Earlier this month, we reported on a new attempt by China to offer its own graphics cards. Lisuan Tech announced its G100, a graphics card engraved in 6 nm by SMIC, whose performance was to rival NVIDIA’s RTX 4060. A bold promise whose initial results seem disappointing. But there’s a “but”: the GPU is still in the early stages of development.
A very low score for China’s first 6nm GPU!

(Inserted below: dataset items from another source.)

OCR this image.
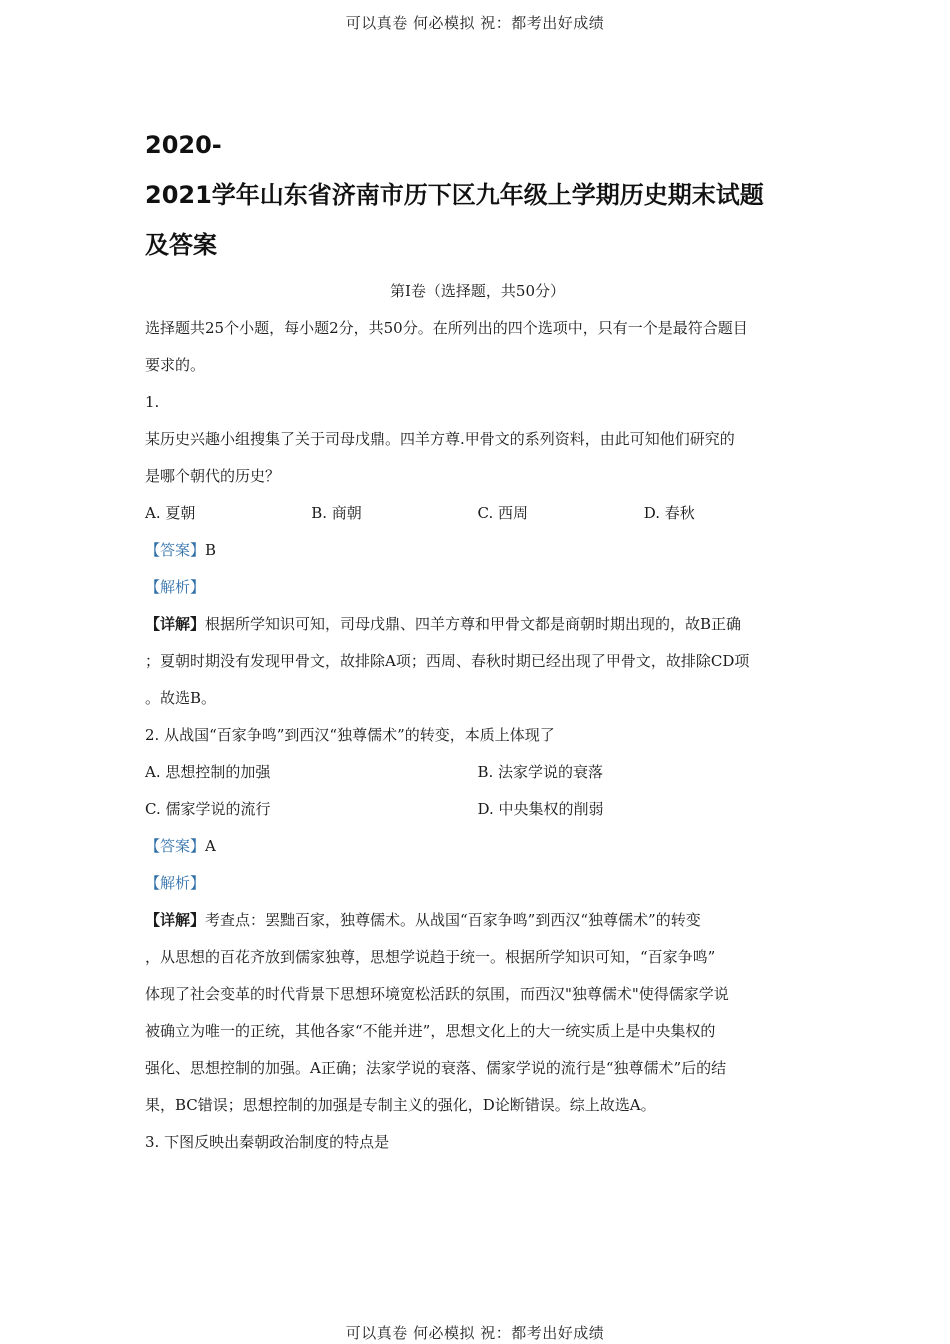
可以真卷 何必模拟 祝：都考出好成绩
2020-
2021学年山东省济南市历下区九年级上学期历史期末试题
及答案
第Ⅰ卷（选择题，共50分）

选择题共25个小题，每小题2分，共50分。在所列出的四个选项中，只有一个是最符合题目

要求的。

1.

某历史兴趣小组搜集了关于司母戊鼎。四羊方尊.甲骨文的系列资料，由此可知他们研究的

是哪个朝代的历史？

A. 夏朝	B. 商朝	C. 西周	D. 春秋

【答案】B

【解析】

【详解】根据所学知识可知，司母戊鼎、四羊方尊和甲骨文都是商朝时期出现的，故B正确

；夏朝时期没有发现甲骨文，故排除A项；西周、春秋时期已经出现了甲骨文，故排除CD项

。故选B。

2. 从战国“百家争鸣”到西汉“独尊儒术”的转变，本质上体现了

A. 思想控制的加强	B. 法家学说的衰落
C. 儒家学说的流行	D. 中央集权的削弱

【答案】A

【解析】

【详解】考查点：罢黜百家，独尊儒术。从战国“百家争鸣”到西汉“独尊儒术”的转变

，从思想的百花齐放到儒家独尊，思想学说趋于统一。根据所学知识可知，“百家争鸣”

体现了社会变革的时代背景下思想环境宽松活跃的氛围，而西汉"独尊儒术"使得儒家学说

被确立为唯一的正统，其他各家“不能并进”，思想文化上的大一统实质上是中央集权的

强化、思想控制的加强。A正确；法家学说的衰落、儒家学说的流行是“独尊儒术”后的结

果，BC错误；思想控制的加强是专制主义的强化，D论断错误。综上故选A。

3. 下图反映出秦朝政治制度的特点是

可以真卷 何必模拟 祝：都考出好成绩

At present, the chip’s development seems to be going well, as it has reached a functional state. Indeed, if this weren’t the case, we wouldn’t have had a result on Geekbench. This means that the tape-out phase has gone well and that the first engineering samples are in circulation, to put it simply. We’re a long way from the final chips, which should go into mass production by the end of the year, or even early next year if all goes well. In any case, the first results are not to be taken at face value, since with a score of 15,524 pts, the card takes its place at the bottom of the Geekbench database. To put it simply, it’s up against GPUs that are almost thirteen years old, such as the GTX 660 Ti. Proof that the chip isn’t ready to be launched, hardware detection is far behind. Indeed, the software only recognizes 256 MB of VRAM, a frequency of 300 MHz and 32 compute units. Of course, the exact characteristics of the chip are still unknown. All we know is that it will be based on an in-house architecture called TrueGPU, while the etching is in 6 nm, presumably from SMIC, a Chinese foundry. In short, this is yet another attempt by China to gain its technological independence from the Americans. As you know, the USA is becoming increasingly restrictive when it comes to exporting high-performance graphics cards and semiconductor-related equipment. In this context, they have no choice but to develop their autonomy!